Add remaining ingredients, stir well, simmer on low heat until 1 -2 hours.

Arancini Balls

Ingredients:

  • 3½ cups low-sodium homemade chicken stock or store-bought broth
  • 4 Tbsp unsalted butter, divided
  • 1 medium onion, finely chopped
  • 2 garlic cloves, thinly sliced
  • 1 cup carnaroli or arborio rice
  • 1½ tsp kosher salt, plus more
  • ½ cup dry white wine
  • 2 oz. finely grated Parmesan (about 1 cup)
  • ¼ cup heavy cream
  • 2 tsp finely grated lemon zest
  • 1 Tbsp fresh lemon juice
  • 1 tsp freshly ground black pepper, plus more
  • 3 oz. low-moisture mozzarella, cut into ⅓” pieces
  • 2 cups Italian Breadcrumbs
  • ½ cup all-purpose flour
  • 2 large eggs
  • Canola oil (for frying; about 6 cups)

Instructions

Step 1

Bring stock to a simmer in a medium pot over medium heat, then keep warm over low.

Step 2

2 tablespoon of butter in a medium saucepan over medium heat. Add onion and cook, stirring often, until softened but not browned, 4–5 minutes. Add garlic and cook, stirring constantly, until softened but not browned, about 1 more minute.

Step 3
Stir in rice; season with 1½ tsp. salt. Cook, stirring often, until some of the grains turn translucent around the edges, about 3 minutes. Add wine and cook, stirring often, until the pan is almost dry, about 2 minutes. Ladle in 1 cup warm stock, bring to a simmer, and cook, stirring often until liquid is absorbed, about 4 minutes. Ladle in another 1 cup stock and continue to cook, stirring yet again, until most of the liquid is absorbed, 5–7 minutes. Add remaining 1½ cups stock and cook, stirring often, until rice is cooked through but toothsome and liquid is mostly absorbed, 9–11 minutes longer.

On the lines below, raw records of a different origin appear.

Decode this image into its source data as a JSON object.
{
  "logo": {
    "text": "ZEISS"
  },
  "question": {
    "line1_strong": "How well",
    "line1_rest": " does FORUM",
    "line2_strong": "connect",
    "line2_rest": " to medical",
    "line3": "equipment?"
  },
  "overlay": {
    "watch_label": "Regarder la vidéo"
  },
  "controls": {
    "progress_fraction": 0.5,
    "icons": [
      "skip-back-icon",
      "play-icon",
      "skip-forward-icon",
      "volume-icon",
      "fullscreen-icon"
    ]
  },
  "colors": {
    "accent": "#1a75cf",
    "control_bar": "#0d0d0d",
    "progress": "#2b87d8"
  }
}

Remove from heat. Stir in Parmesan, cream, lemon zest, lemon juice, 1 tsp. pepper, and the remaining 2 Tbsp. butter. Season rice with salt.

Step 4
Spread rice in an even layer on a parchment-lined rimmed baking sheet. Chill at least 1 hour or up to 4 (cover rice with plastic wrap after 1 hour so it doesn’t develop a skin).
Step 5
Line another rimmed baking sheet with parchment. Scoop about ¼ cup rice into your hands and form into a patty about 2½” in diameter (it doesn’t need to be perfect!). Place 2–3 pieces mozzarella in the center of the patty. Carefully pinch and shape rice so it completely encases the cheese, then roll into a 2″ ball. Your hands might get messy, and the balls may be slightly misshapen (they’ll firm up later). Place on a prepared baking sheet. Repeat with remaining rice and mozzarella. Freeze balls for 10 minutes.

Step 6
Place breadcrumbs in a shallow bowl. Place flour in another shallow bowl. Lightly beat eggs in a third shallow bowl to blend; season all bowls with salt and pepper. Working one at a time, dredge balls in flour, shaking off excess. Transfer to bowl with the egg and turn to coat, letting excess drip back into the bowl. Coat with breadcrumbs, pressing gently to adhere. Transfer to a parchment-lined rimmed baking sheet. Chill balls while you heat oil.

Step 7
Pour oil into a medium heavy pot fitted with a thermometer to a depth of 2″. Heat over medium until thermometer registers 350°. Carefully lower half of rice balls into the oil with a slotted spoon or spider and fry until deeply golden brown, 6–8 minutes. Transfer to paper towels to drain; season with salt. Repeat with remaining rice balls.

Serve warm with red sauce, pesto, or both!